MongoDB has made some early moves in this direction, such as upping its security game and writing a bona fide SQL query engine. The company needs to make deeper cultural shifts, such as pivoting away from the message denigrating SQL and obsolete database practices. MongoDB responds that relational database developers should also pivot, or at least accept the fact that the document model doesn’t mean walking away from the skillsets and disciplines that they’ve developed. The MongoDB platform does support schema validation. But schema tends to be variable in most MongoDB implementations, so we would like to see more focused efforts in the future for developing data lineage capabilities that could track schema evolution.
Either way, our message to MongoDB remains: Don’t alienate a key constituency (SQL database developers) that you will need to extend your enterprise footprint. We would like to see more positive outreach in the future.
For Snowflake, it’s convincing data scientists that Snowpark should be an effective execution environment for their models. The company has a new partnership with Anaconda, which curates Python libraries, to optimize them for execution in Snowpark. But doubters remain; for instance, H2O.ai contends that it is more efficient to bite the bullet and run machine learning models in their clusters that can multithread processes, then feed results back to Snowflake.
Since introducing Snowpark a couple of years ago, Snowflake has improved its ability to optimally scale resources for user-defined functions (UDFs) written in languages such as Java or Python.
Of course, the recent announcement of Unistore places operational analytics within Snowflake’s sights. However, we don’t view this as a vast land grab for a new constituency as the company is not going after the SQL Servers, Oracles or MongoDBs of the world.
For Databricks, it’s about making the data lakehouse more business- and database analyst-friendly. These folks work with data modeling and BI tools, not notebooks; there needs to be another entry path providing a view that makes Delta Lake look more like a data warehouse.

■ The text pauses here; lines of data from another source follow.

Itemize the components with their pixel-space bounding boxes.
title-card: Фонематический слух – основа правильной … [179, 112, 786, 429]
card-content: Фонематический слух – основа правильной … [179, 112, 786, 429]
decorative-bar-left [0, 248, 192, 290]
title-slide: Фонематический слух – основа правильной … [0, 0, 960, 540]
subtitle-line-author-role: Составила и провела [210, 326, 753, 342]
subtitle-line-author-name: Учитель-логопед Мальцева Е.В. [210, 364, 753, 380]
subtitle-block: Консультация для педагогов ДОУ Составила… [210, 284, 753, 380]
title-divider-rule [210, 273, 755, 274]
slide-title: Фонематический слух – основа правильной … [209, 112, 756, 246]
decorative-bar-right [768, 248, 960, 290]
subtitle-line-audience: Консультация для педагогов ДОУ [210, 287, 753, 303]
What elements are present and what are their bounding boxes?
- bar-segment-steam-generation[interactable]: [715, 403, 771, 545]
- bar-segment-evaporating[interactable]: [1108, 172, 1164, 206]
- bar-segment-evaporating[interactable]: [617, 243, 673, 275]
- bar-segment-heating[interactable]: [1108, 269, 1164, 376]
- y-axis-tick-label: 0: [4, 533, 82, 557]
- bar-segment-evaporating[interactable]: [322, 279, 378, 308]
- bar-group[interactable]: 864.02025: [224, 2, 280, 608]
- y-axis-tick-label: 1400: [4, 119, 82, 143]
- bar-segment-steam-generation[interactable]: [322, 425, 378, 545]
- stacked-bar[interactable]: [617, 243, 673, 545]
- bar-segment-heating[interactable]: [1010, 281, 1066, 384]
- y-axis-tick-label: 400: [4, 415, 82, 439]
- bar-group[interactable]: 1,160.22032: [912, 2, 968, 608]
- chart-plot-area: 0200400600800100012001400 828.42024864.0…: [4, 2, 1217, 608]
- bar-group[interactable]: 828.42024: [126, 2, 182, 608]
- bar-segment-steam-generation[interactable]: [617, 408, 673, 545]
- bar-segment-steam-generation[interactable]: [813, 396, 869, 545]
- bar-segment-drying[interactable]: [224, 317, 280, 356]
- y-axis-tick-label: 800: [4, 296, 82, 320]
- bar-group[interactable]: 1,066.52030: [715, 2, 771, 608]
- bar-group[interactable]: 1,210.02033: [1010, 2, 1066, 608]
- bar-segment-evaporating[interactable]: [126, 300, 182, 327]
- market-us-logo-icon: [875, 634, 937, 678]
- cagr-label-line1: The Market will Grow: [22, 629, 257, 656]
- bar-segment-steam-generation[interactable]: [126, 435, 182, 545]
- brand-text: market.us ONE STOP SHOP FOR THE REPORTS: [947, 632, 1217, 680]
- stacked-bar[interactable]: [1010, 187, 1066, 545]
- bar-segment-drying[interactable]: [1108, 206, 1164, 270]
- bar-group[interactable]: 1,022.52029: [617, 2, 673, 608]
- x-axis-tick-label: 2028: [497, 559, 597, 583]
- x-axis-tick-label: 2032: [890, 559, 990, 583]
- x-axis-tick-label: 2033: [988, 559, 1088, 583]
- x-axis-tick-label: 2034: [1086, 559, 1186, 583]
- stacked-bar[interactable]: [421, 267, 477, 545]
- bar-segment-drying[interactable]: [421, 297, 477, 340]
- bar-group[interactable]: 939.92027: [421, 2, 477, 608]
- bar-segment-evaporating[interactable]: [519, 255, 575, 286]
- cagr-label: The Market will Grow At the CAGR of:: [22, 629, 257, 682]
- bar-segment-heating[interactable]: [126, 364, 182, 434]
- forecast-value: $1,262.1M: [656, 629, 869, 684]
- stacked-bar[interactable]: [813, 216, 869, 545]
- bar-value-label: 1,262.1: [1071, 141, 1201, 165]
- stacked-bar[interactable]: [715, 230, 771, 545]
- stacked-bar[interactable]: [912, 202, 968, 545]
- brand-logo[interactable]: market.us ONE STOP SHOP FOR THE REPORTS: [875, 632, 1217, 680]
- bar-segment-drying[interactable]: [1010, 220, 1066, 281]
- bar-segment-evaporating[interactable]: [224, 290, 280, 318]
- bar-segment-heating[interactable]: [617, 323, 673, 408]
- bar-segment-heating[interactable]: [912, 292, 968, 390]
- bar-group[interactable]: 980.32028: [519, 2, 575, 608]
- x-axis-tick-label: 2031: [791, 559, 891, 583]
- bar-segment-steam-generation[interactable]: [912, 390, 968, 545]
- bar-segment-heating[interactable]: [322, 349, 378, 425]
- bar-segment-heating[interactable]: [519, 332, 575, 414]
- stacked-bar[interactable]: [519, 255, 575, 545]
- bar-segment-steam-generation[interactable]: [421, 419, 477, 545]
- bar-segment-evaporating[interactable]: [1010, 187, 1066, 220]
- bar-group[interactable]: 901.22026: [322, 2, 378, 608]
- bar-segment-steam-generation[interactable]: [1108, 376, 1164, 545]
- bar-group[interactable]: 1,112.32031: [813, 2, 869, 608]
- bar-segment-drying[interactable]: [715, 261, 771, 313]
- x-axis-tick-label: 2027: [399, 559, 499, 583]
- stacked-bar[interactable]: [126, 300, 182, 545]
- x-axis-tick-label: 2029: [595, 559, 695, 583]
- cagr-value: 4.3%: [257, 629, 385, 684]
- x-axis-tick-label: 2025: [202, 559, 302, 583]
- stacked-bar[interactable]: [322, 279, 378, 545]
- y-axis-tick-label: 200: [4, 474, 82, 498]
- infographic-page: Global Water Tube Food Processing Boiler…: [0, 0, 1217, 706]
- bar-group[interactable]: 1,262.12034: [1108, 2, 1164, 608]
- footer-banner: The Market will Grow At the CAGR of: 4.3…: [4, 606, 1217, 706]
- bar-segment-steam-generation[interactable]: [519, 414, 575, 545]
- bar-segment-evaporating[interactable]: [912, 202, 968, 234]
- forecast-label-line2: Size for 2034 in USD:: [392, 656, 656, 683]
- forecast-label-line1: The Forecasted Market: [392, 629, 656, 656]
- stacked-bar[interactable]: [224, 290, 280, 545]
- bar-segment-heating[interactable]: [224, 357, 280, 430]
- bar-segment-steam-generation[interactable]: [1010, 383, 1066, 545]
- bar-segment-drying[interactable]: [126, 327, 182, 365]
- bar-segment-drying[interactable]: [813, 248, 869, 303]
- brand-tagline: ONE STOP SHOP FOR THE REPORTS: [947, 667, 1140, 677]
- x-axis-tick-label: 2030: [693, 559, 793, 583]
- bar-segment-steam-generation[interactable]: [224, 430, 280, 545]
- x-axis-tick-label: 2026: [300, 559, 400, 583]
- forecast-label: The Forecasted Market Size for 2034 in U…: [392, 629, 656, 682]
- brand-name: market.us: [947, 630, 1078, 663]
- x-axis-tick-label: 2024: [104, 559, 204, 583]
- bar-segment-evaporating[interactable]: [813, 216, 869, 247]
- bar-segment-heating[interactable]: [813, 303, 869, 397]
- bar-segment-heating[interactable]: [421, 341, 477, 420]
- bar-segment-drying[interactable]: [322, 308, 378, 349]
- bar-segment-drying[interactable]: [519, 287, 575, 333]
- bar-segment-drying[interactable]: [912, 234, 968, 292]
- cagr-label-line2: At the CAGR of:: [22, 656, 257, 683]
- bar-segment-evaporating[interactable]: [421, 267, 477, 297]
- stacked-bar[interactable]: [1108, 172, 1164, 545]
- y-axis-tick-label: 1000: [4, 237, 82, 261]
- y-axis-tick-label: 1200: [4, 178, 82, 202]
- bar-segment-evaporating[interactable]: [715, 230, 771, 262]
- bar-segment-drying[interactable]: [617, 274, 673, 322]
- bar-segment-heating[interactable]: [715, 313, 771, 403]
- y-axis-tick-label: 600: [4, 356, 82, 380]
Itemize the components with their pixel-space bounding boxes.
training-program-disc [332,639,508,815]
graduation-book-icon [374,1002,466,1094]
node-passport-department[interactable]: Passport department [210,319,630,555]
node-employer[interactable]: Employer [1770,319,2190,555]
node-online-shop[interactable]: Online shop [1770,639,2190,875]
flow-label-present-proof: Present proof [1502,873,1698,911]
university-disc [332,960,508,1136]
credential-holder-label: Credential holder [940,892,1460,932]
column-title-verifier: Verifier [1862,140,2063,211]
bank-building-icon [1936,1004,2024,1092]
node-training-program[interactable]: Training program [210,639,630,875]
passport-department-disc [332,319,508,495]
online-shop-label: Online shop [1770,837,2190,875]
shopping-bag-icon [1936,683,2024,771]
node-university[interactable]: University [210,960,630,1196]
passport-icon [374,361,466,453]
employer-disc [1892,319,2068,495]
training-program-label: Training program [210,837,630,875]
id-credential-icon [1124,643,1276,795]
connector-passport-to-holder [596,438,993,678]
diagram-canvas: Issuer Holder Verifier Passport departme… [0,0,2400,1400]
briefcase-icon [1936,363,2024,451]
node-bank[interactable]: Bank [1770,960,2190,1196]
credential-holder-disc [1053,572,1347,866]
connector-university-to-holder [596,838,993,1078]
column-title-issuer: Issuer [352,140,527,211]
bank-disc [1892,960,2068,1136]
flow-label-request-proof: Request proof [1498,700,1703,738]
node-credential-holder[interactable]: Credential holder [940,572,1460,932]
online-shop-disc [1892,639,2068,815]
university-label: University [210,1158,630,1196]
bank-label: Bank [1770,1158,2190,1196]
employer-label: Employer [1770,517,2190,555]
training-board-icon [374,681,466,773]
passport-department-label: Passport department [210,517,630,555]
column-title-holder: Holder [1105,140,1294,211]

And business analysts expect consistent performance for both interactive queries and batch reporting. The TPC-DS benchmarks are designed around analytics/decision support workloads, but as with EPA gas mileage ratings, your results will vary. Significantly, the next stage for Photon is reducing latencies under more typical query conditions, along with broadening support of table and file formats beyond Delta Lake and Parquet, respectively.
Bringing it all together for a game-winning strategy
The common thread is that, coming from different starting points, each provider must connect to new constituencies. The key won’t be technology alone, but culture and structuring of the core business. Go-to-market, field and support teams must be recruited who can talk to the different constituencies. Debates over purity must go out the door.
Can MongoDB talk to relational database people as well as developers? Will Snowflake talk the language of data scientists, and can Databricks cultivate the BI crowd? These are not talking points that you’ll see on a press release.